Two things happened in 1935. Your mother died; my wife, Maria Elizabeth Wessenberg. And Heidegger, in Freiburg, no longer as Rektor, but as the unreachable philosopher and teacher that he was, read a course on the Introduction to Metaphysics. I devoured those classes. Those ideas gave me life. They made me feel, once again, that human intelligence has no limits. That in some, like in Heidegger, it is shot towards the absolute and it doesn't stop until possessing it. National Socialism was whatever he said it was. Werner Rolfe was wrong. No one understood Nazism like Heidegger. If Nazism did not reach his heights, didn't know how or couldn't manage it, that's a different matter. If Nazism blinded itself in the biologist racist texts of Rosenberg, of Bauemler or of Goebbels, if it gave a mediocre and mistaken version of the great Nietzsche, it is not Heidegger's fault at all. He, in his course on metaphysics, spoke of the greatness and truth of National Socialism, and he knew how to enunciate it. He was the one that thought our movement from ontology, from the history of the forgetting of being and not from prattle about the races. We weren't, the National Socialists, superior for being pure Aryans, for not sharing our blood with Jews and Gypsies, but for being a metaphysical people, for being in the center of the West, for carrying the burden of saving that spirit that was drowned between the tongs of North American mercantilism and Bolshevik massification. One again, I get ahead of myself.[Next]

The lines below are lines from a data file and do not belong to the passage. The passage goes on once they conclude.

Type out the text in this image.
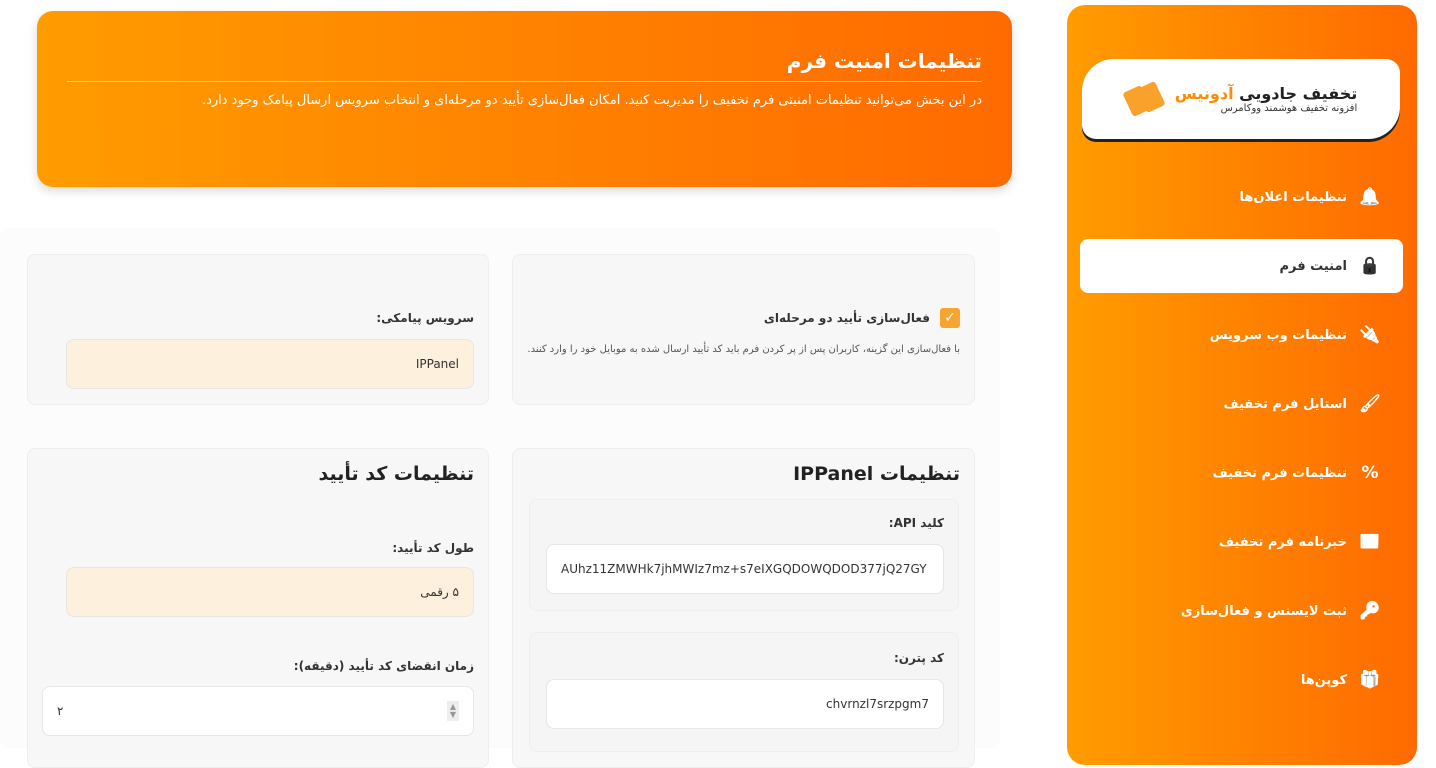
تخفیف جادویی آدونیس
افزونه تخفیف هوشمند ووکامرس
🔔
تنظیمات اعلان‌ها
🔒
امنیت فرم
🔌
تنظیمات وب سرویس
🖌
استایل فرم تخفیف
%
تنظیمات فرم تخفیف
📰
خبرنامه فرم تخفیف
🔑
ثبت لایسنس و فعال‌سازی
🎁
کوپن‌ها
تنظیمات امنیت فرم

در این بخش می‌توانید تنظیمات امنیتی فرم تخفیف را مدیریت کنید. امکان فعال‌سازی تأیید دو مرحله‌ای و انتخاب سرویس ارسال پیامک وجود دارد.

✓
فعال‌سازی تأیید دو مرحله‌ای
با فعال‌سازی این گزینه، کاربران پس از پر کردن فرم باید کد تأیید ارسال شده به موبایل خود را وارد کنند.
سرویس پیامکی:
IPPanel
تنظیمات IPPanel
کلید API:
AUhz11ZMWHk7jhMWIz7mz+s7eIXGQDOWQDOD377jQ27GY
کد پترن:
chvrnzl7srzpgm7
تنظیمات کد تأیید
طول کد تأیید:
۵ رقمی
زمان انقضای کد تأیید (دقیقه):
۲	▲
▼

It is, now, your mother that dies. Without knowing why, without understanding, overshadowed, suspecting, with pain or sadness or simple resignation, that death, hers, meaning nothing, which is, in the tragedy the world lives, within the massacre it is giving itself over to, a trivial matter that matters to no one, save to you and me, minor beings like her, suffocated in a universal disaster.
I expect that the master's classes had the power to rescue me from that abyss. From that anonymous vegetating in the lack of transcendence, I stopped being a somber widower and returned to my place in the West's center. In the center of Being.